Dog owners disappointed with final Golden Gate National Recreation Area access rules, plan to sue

Stunning Photo of the Golden Gate Bridge. #TBT Photo: Traveling Photographs : Dave Gordon — with Diomediza Villaflores Benoza.

SAN FRANCISCO (KRON) — A final proposal from the National Park Service released Thursday for dog management rules in the Golden Gate National Recreation Area was met with disappointment from dog owners who have been pushing to maintain access to on- and off-leash areas.

The Final Environmental Impact Statement adds new on- and off-leash areas in San Mateo County in response to public comments, but still cuts 90 percent of the areas where dog owners are currently allowed to walk their dogs off of a leash, according to Andrea Buffa, a member of the group Save Our Recreation.

“I’m sure the park service wants to make this sound like a compromise but the impact that it’s going to have on people who get their exercise outdoors by walking their dogs is going to be severe,” Buffa said.

Buffa said it appeared likely that her group will need to sue the park service to challenge the rules in court once they are finalized.

The agency and dog owners have been battling for years over proposed restrictions on dog walking within the 80,000-acre national recreation area, which spans Marin, San Francisco and San Mateo counties and
includes popular dog walking areas such as Ocean Beach, Fort Funston, Crissy Field, Muir Beach and Rancho Corral de Tierra.
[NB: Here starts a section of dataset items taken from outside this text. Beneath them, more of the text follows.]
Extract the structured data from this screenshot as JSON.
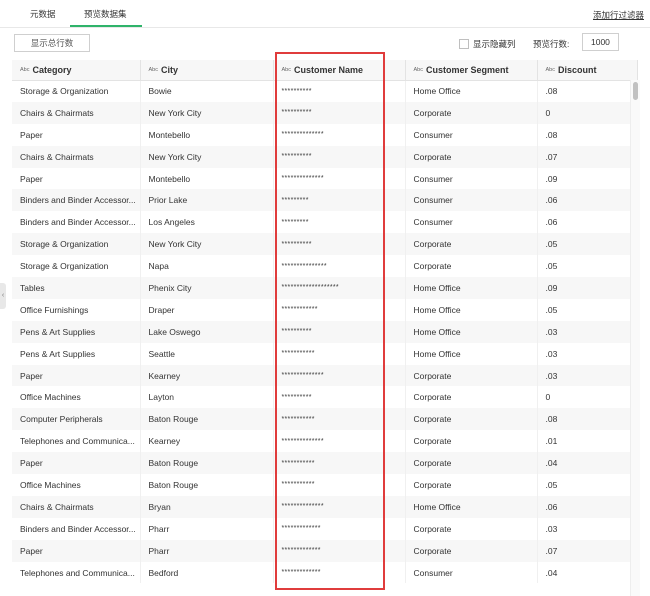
{
  "tabs": [
    {
      "label": "元数据"
    },
    {
      "label": "预览数据集"
    }
  ],
  "add_filter_label": "添加行过滤器",
  "toolbar": {
    "show_total_rows_label": "显示总行数",
    "show_hidden_cols_label": "显示隐藏列",
    "preview_rows_label": "预览行数:",
    "preview_rows_value": "1000"
  },
  "colors": {
    "accent": "#2fb36a",
    "highlight": "#e03c3c"
  },
  "table": {
    "type_tag": "Abc",
    "headers": [
      "Category",
      "City",
      "Customer Name",
      "Customer Segment",
      "Discount"
    ],
    "rows": [
      [
        "Storage & Organization",
        "Bowie",
        "**********",
        "Home Office",
        ".08"
      ],
      [
        "Chairs & Chairmats",
        "New York City",
        "**********",
        "Corporate",
        "0"
      ],
      [
        "Paper",
        "Montebello",
        "**************",
        "Consumer",
        ".08"
      ],
      [
        "Chairs & Chairmats",
        "New York City",
        "**********",
        "Corporate",
        ".07"
      ],
      [
        "Paper",
        "Montebello",
        "**************",
        "Consumer",
        ".09"
      ],
      [
        "Binders and Binder Accessor...",
        "Prior Lake",
        "*********",
        "Consumer",
        ".06"
      ],
      [
        "Binders and Binder Accessor...",
        "Los Angeles",
        "*********",
        "Consumer",
        ".06"
      ],
      [
        "Storage & Organization",
        "New York City",
        "**********",
        "Corporate",
        ".05"
      ],
      [
        "Storage & Organization",
        "Napa",
        "***************",
        "Corporate",
        ".05"
      ],
      [
        "Tables",
        "Phenix City",
        "*******************",
        "Home Office",
        ".09"
      ],
      [
        "Office Furnishings",
        "Draper",
        "************",
        "Home Office",
        ".05"
      ],
      [
        "Pens & Art Supplies",
        "Lake Oswego",
        "**********",
        "Home Office",
        ".03"
      ],
      [
        "Pens & Art Supplies",
        "Seattle",
        "***********",
        "Home Office",
        ".03"
      ],
      [
        "Paper",
        "Kearney",
        "**************",
        "Corporate",
        ".03"
      ],
      [
        "Office Machines",
        "Layton",
        "**********",
        "Corporate",
        "0"
      ],
      [
        "Computer Peripherals",
        "Baton Rouge",
        "***********",
        "Corporate",
        ".08"
      ],
      [
        "Telephones and Communica...",
        "Kearney",
        "**************",
        "Corporate",
        ".01"
      ],
      [
        "Paper",
        "Baton Rouge",
        "***********",
        "Corporate",
        ".04"
      ],
      [
        "Office Machines",
        "Baton Rouge",
        "***********",
        "Corporate",
        ".05"
      ],
      [
        "Chairs & Chairmats",
        "Bryan",
        "**************",
        "Home Office",
        ".06"
      ],
      [
        "Binders and Binder Accessor...",
        "Pharr",
        "*************",
        "Corporate",
        ".03"
      ],
      [
        "Paper",
        "Pharr",
        "*************",
        "Corporate",
        ".07"
      ],
      [
        "Telephones and Communica...",
        "Bedford",
        "*************",
        "Consumer",
        ".04"
      ]
    ]
  }
}
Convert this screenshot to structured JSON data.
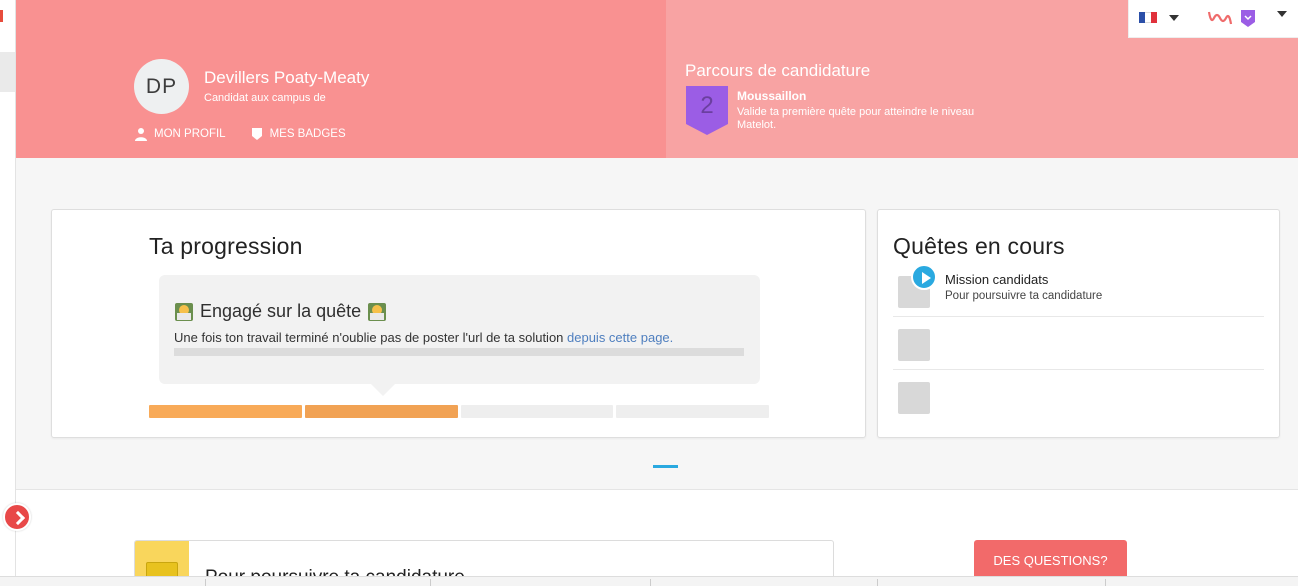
{
  "user": {
    "initials": "DP",
    "name": "Devillers Poaty-Meaty",
    "subtitle": "Candidat aux campus de",
    "links": {
      "profile": "Mon profil",
      "badges": "Mes badges"
    }
  },
  "parcours": {
    "title": "Parcours de candidature",
    "level_number": "2",
    "level_name": "Moussaillon",
    "level_desc": "Valide ta première quête pour atteindre le niveau Matelot."
  },
  "topbar": {
    "language_icon": "french-flag-icon",
    "logo_icon": "logo-icon"
  },
  "progression": {
    "title": "Ta progression",
    "bubble_title": "Engagé sur la quête",
    "bubble_text": "Une fois ton travail terminé n'oublie pas de poster l'url de ta solution ",
    "bubble_link": "depuis cette page.",
    "segments": [
      {
        "state": "done",
        "color": "#f8aa58"
      },
      {
        "state": "current",
        "color": "#f1a254"
      },
      {
        "state": "todo",
        "color": "#eeeeee"
      },
      {
        "state": "todo",
        "color": "#eeeeee"
      }
    ]
  },
  "quests": {
    "title": "Quêtes en cours",
    "items": [
      {
        "name": "Mission candidats",
        "subtitle": "Pour poursuivre ta candidature"
      },
      {
        "name": "",
        "subtitle": ""
      },
      {
        "name": "",
        "subtitle": ""
      }
    ]
  },
  "lower": {
    "next_title": "Pour poursuivre ta candidature",
    "questions_button": "Des questions?"
  },
  "colors": {
    "header_left": "#f99191",
    "header_right": "#f8a3a3",
    "accent_blue": "#2aa9e0",
    "badge_purple": "#9b5de5",
    "cta_red": "#f26a6a"
  }
}
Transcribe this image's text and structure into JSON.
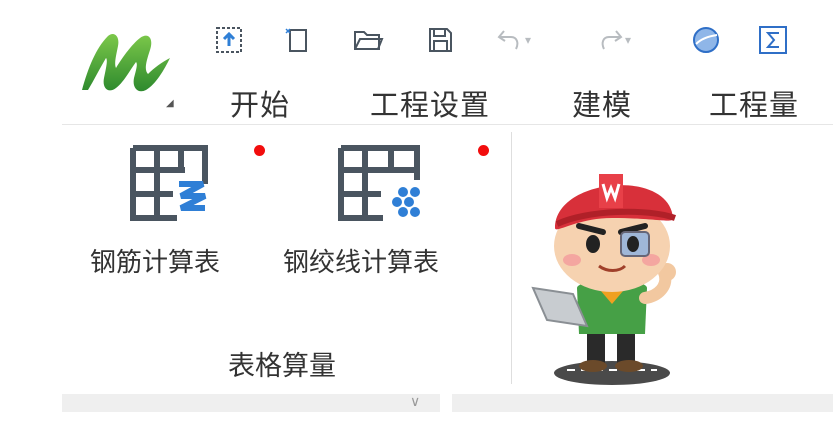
{
  "app": {
    "logo_icon": "glodon-m-logo-icon",
    "logo_caret": "◢"
  },
  "quick_access": {
    "icons": [
      "import-icon",
      "new-file-icon",
      "open-folder-icon",
      "save-icon",
      "undo-icon",
      "redo-icon",
      "globe-icon",
      "sum-icon"
    ],
    "dropdown_glyph": "▾"
  },
  "tabs": [
    {
      "label": "开始"
    },
    {
      "label": "工程设置"
    },
    {
      "label": "建模"
    },
    {
      "label": "工程量"
    }
  ],
  "ribbon": {
    "tools": [
      {
        "label": "钢筋计算表",
        "icon": "rebar-table-icon",
        "has_notification": true
      },
      {
        "label": "钢绞线计算表",
        "icon": "strand-table-icon",
        "has_notification": true
      }
    ],
    "group_label": "表格算量"
  },
  "bottom": {
    "dropdown_caret": "∨"
  },
  "colors": {
    "accent_blue": "#2f7fd6",
    "icon_gray": "#4a5560",
    "notification_red": "#f20d0d",
    "logo_green": "#4cae3c"
  }
}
The park service has said the plan includes 22 locations for dog walking within the GGNRA, including six where off-leash dogs are allowed. The areas include nearly one-third of the mileage on the park’s beaches and more than one-third of the mileage on trails, according to the park service.
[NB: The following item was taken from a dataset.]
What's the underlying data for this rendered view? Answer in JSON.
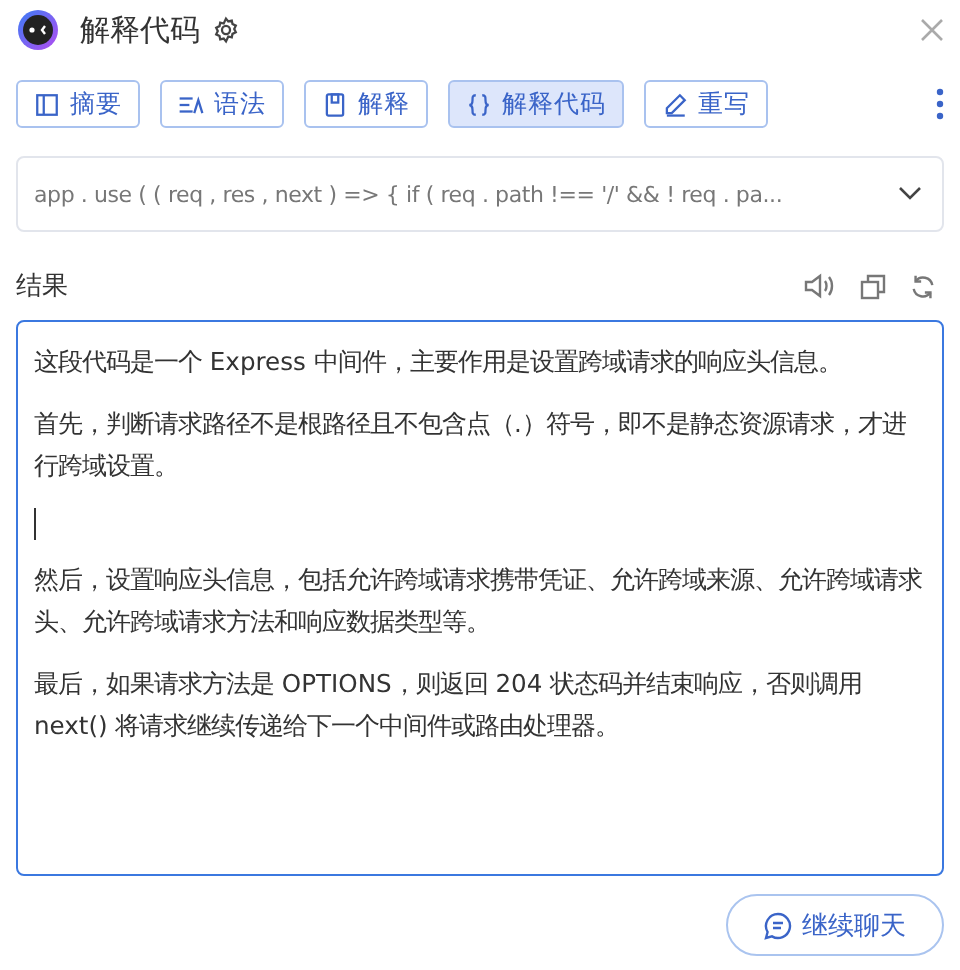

The proposed rules also allow groups of up to 4-6 dogs to be walked with a permit.

Park service officials have said the rules are needed to protect environmental resources and wildlife and provide a safe experience for park users.

“The Dog Management Plan seeks to balance recreation and preservation at Golden Gate National Recreation Area, increase visitor safety by providing space for all types of recreational users, and protect park
resources for future generations,” said Jim Milestone, acting general superintendent.
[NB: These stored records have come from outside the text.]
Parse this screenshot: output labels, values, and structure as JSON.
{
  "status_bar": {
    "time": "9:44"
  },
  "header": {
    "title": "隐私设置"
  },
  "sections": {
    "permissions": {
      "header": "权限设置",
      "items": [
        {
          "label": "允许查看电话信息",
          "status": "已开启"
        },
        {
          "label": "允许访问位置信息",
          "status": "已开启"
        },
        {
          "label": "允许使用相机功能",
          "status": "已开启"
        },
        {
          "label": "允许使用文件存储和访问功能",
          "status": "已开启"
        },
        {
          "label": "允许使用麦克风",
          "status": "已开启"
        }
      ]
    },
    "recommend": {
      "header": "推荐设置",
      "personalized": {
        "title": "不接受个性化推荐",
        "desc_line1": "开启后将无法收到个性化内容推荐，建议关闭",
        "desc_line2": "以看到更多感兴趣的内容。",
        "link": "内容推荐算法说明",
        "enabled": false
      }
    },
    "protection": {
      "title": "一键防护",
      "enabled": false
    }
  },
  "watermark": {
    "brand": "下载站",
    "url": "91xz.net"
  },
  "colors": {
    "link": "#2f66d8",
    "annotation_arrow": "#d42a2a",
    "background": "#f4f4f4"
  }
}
“We will proudly remain the most dog-friendly park in the National Park Service and the only one to offer off-leash dog recreation,” Milestone said.

The move to restrict dogs has been met with opposition not only from dog owners but from elected officials in the affected counties at both the local and national level.

U.S. Rep. Jackie Speier, who has advocated for more access in San Mateo County, said she was pleased to see an off-leash area added at Rancho Corral de Tierra and on-leash areas at Mori Point and Milagra Ridge, but was still disappointed that most of the GGNRA remained inaccessible to dogs and their owners.

“I appreciate the Park Service’s compromise, but it does not go far enough to address the full scope of what dog walkers reasonably requested,” Speier said. “However, after 14 years of gridlock, I am relieved to see some movement in the right direction.”

Park service officials said that in addition to the new areas in San Mateo County, they added or expanded on-leash areas at Muir Beach, Crissy Field and Baker Beach and expanded the off-leash area at Crissy Field in response to public comment.

However, Buffa noted that in Marin County, for example, the only off-leash area is at the remote Rodeo Beach, and accessible trail areas have been cut from 24 miles to 8.

The National Park Service will publish a record of decision in January and release a final rule later in 2017.

An effective date has not yet been set.